Coordenadorias do DEER no Centro-Oeste de Minas entram em greve e serviços ficam prejudicados

Os servidores do Departamento de Edificações e Estradas de Rodagem de Minas Gerais (DEER-MG) estão em greve desde segunda-feira (11). Na região Centro-Oeste, as coordenadorias de Oliveira e Formiga aderiram ao movimento e serviços estão comprometidos. O Governo de Minas diz que está negociando com os grevistas.

A Coordenadoria Regional do DEER (CRG) em Oliveira, que atende 27 municípios, está com os serviços totalmente suspensos, segundo o Sindicato dos Trabalhadores Públicos em Transportes e Obras Públicas do Estado de Minas Gerais (SINTDER-SINTTOP) e a regional de Formiga, que atende 23 municípios, está com os atendimentos parcialmente suspensos.

Em Pará de Minas, os servidores não aderiram ao movimento. "Estamos trabalhando porque temos poucos funcionários para atender as 23 cidades da região. Se pararmos, para tudo", explicou Alípio Augusto, chefe da regional de Pará de Minas.

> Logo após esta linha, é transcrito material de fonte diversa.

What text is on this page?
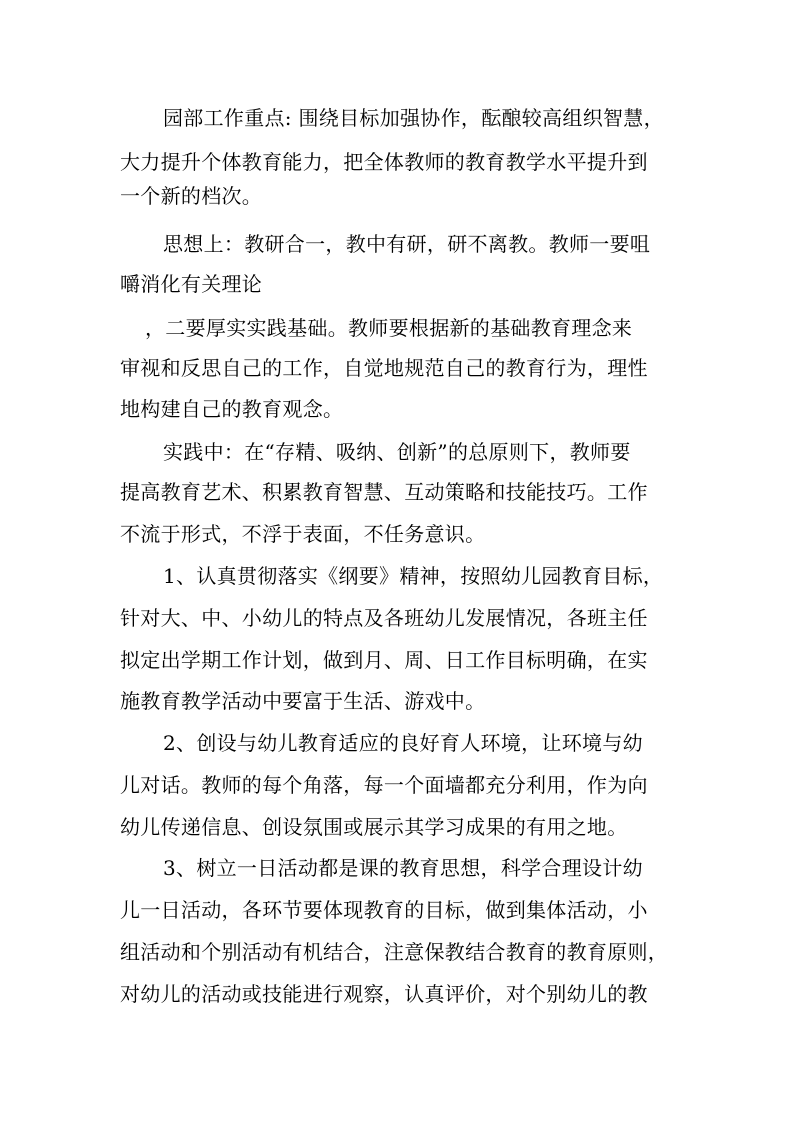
园部工作重点: 围绕目标加强协作，酝酿较高组织智慧，
大力提升个体教育能力，把全体教师的教育教学水平提升到
一个新的档次。
思想上：教研合一，教中有研，研不离教。教师一要咀
嚼消化有关理论
，二要厚实实践基础。教师要根据新的基础教育理念来
审视和反思自己的工作，自觉地规范自己的教育行为，理性
地构建自己的教育观念。
实践中：在“存精、吸纳、创新”的总原则下，教师要
提高教育艺术、积累教育智慧、互动策略和技能技巧。工作
不流于形式，不浮于表面，不任务意识。
1、认真贯彻落实《纲要》精神，按照幼儿园教育目标，
针对大、中、小幼儿的特点及各班幼儿发展情况，各班主任
拟定出学期工作计划，做到月、周、日工作目标明确，在实
施教育教学活动中要富于生活、游戏中。
2、创设与幼儿教育适应的良好育人环境，让环境与幼
儿对话。教师的每个角落，每一个面墙都充分利用，作为向
幼儿传递信息、创设氛围或展示其学习成果的有用之地。
3、树立一日活动都是课的教育思想，科学合理设计幼
儿一日活动，各环节要体现教育的目标，做到集体活动，小
组活动和个别活动有机结合，注意保教结合教育的教育原则，
对幼儿的活动或技能进行观察，认真评价，对个别幼儿的教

Segundo o presidente do sindicato, Adolfo Garrido, os serviços afetados são fiscalização de obra civil e rodoviária, operação de via, fiscalização nas balanças e as multas aplicadas por radar móvel.

Além disso, a vistoria dos ônibus que realizam os transportes metropolitano e intermunicipal, a verificação de vans e ônibus que realizam o transporte fretado e escolar entre municípios, poderá ser interrompida devido à greve dos servidores.

"Caso isso ocorra, deixarão de ser verificados itens básicos de segurança, estado geral dos veículos e documentação obrigatória", informou Garrido.

Reivindicações

A categoria pede reajuste salarial. Os servidores estão há quatro anos sem correção salarial. Em Minas, são cerca de 1,4 mil servidores para cuidar de quase 22 mil quilômetros de rodovia sob a responsabilidade do governo estadual.

"Queremos igualdade com os outros servidores", informou Garrido.

Em nota, o governo de Minas Gerais informou que está negociando com os servidores do departamento, mas a informação é contestada pelo presidente do Sindicato.

"Desde abril de 2016, estamos conversando. Apresentamos um plano de carreira pronto. Não há negociação. Negociação existe quando a outra parte faz uma contrapartida de proposta e o governo de Minas não fez isso", disse.